Indonesia adalah negara hukum yang mewajibkan warga negaranya memilih satu dari 6 agama resmi di Indonesia, Islam, Kristen, Katolik, Hindu, Budha dan Konghucu. Walau di naungi Pancasila namun kerukunan antar umat beragama di Indonesia dinilai masih banyak menyisakan masalah.  Kasus-kasus yang muncul terkait masalah kerukunan beragama pun belum bisa terhapus secara tuntas.

Hal ini mengindikasikan bahwa pemahaman masyarakat tentang kerukunan atar umat beragama perlu ditinjau ulang. Dikarenakan banyaknya ditemukan ketidak adanya kerukunan antar agama, yang menjadikan adanya saling permusuhan, saling merasa ketidak adilan, dan saling menista agama. Agama merupakan salah satu hak yang paling asasi diantara hak-hak asasi manusia, karena kebebasan beragama itu langsung bersumber kepada martabat manusia sebagai makhluk ciptaan Tuhan. Oleh kerenanya, agama tidak dapat dipaksakan atau dalam menganut suatu agama tertentu itu tidak dapat dipaksakan kepada dan oleh seseorang. Agama dan kepercayaan terhadap Tuhan Yang Maha Esa itu berdasarkan atas keyakinan, karena menyangkut hubungan pribadi manusia dengan Tuhan yang dipercayai dan diyakininya.
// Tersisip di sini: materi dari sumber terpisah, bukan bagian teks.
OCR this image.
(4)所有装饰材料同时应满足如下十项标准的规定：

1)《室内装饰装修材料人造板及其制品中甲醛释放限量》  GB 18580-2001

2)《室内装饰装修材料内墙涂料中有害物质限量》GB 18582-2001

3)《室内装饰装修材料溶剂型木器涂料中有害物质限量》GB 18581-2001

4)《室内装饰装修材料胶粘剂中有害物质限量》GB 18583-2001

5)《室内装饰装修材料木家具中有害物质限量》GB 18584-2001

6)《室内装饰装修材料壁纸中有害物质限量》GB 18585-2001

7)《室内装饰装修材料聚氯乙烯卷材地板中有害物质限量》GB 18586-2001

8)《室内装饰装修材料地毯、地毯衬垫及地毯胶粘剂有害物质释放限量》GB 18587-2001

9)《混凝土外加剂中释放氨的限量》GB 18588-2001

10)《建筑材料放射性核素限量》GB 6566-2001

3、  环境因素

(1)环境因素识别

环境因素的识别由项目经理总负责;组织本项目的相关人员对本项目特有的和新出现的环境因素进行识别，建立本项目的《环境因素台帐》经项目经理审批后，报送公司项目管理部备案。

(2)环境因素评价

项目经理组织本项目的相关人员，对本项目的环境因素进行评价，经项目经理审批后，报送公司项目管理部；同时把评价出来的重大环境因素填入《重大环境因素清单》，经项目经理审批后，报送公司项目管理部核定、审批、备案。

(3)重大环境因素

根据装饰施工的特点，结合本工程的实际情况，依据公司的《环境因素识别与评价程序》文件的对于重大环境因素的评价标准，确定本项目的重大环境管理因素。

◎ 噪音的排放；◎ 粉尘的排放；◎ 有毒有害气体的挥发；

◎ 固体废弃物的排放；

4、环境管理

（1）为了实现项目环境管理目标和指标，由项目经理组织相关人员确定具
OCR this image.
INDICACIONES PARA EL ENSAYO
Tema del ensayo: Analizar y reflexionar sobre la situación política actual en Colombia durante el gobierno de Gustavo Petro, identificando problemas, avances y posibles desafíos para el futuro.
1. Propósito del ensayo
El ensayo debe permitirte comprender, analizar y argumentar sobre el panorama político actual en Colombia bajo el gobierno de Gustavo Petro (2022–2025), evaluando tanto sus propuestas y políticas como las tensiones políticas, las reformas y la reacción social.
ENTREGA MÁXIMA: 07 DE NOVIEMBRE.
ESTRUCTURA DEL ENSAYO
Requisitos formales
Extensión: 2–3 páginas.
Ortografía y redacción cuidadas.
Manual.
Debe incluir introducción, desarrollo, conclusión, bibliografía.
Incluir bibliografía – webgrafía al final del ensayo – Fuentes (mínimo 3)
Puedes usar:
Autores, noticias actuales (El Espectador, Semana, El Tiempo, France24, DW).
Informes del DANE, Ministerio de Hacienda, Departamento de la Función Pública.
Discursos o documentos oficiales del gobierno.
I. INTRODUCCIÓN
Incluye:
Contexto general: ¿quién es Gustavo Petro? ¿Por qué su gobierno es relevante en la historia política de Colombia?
Untuk itu, sikap toleransi perlu tumbuh dalam diri setiap warga Negara Indonesia, karena sikap toleransi adalah suatu sikap atau perilaku manusia yang tidak menyimpang dari aturan, di mana seseorang menghargai atau menghormati setiap tindakan yang orang lain lakukan. Sikap toleransi sangat perlu dikembangkan karena manusai adalah makhluk sosial dan akan menciptakan adanya kerukunan hidup.

Menurut data Badan pusat Statistik tahun 2010,  suku di Indonesia sebanyak 1.340 suku bangsa. Suku jawa adalah kelompok terbedar di Indonesia dengan jumlah total mencapai 41 % dari jumlah penduduk indonesia. Ada kelompok lain selain kelompok suku, diantaranya kelompok pada masa hindia belanda, suku bangsa pendatang, dan kelompok-kelompok kecil lainnya. Agama di indonesia ada enam, yaitu  islam dengan jumlah 87,18 %, kristen dengan jumlah 6,96 %, katolik 2,9 %, hindu 1,69%, buddha 0,72 dan kong hu hu 0,13 %. Jumlah bahasa di Indonesia yang membentang dari sabang sampai merauke adalah 1211 bahasa yang diantaranya 1158 adalah bahasa daerah.

Untuk mengelola tata sosial yang komplek, maka diperlukan adanya pancasila sebagai pegangan setiap manusia di Indonesia. Lantas bagaimana menerapkan pancasila dalam ranah agama, politik, budaya, pertahanan dan keamanan di Indonesia ? disiniliah sangat diperlukan pemahaman yang merata terhadap setiap butir pancasila yang bisa diilhami secara nyata. Pancasila tidak hanya cukup dihafalkan, namun yang lebih penting bagaimana implementasinya dalam kehidupan sehari hari. Baik dikalangan masyarakat umum ataupun di kalangan instansi Sekolah dari SD, SMP, SMA/SMK. Saat ini banyak pihak yang seakan akan lupa akan Pancasila dalam praktek kehidupan berbangsa, bernegara dan bermasyarakat. Kondisi ini tentu memprihatinkan.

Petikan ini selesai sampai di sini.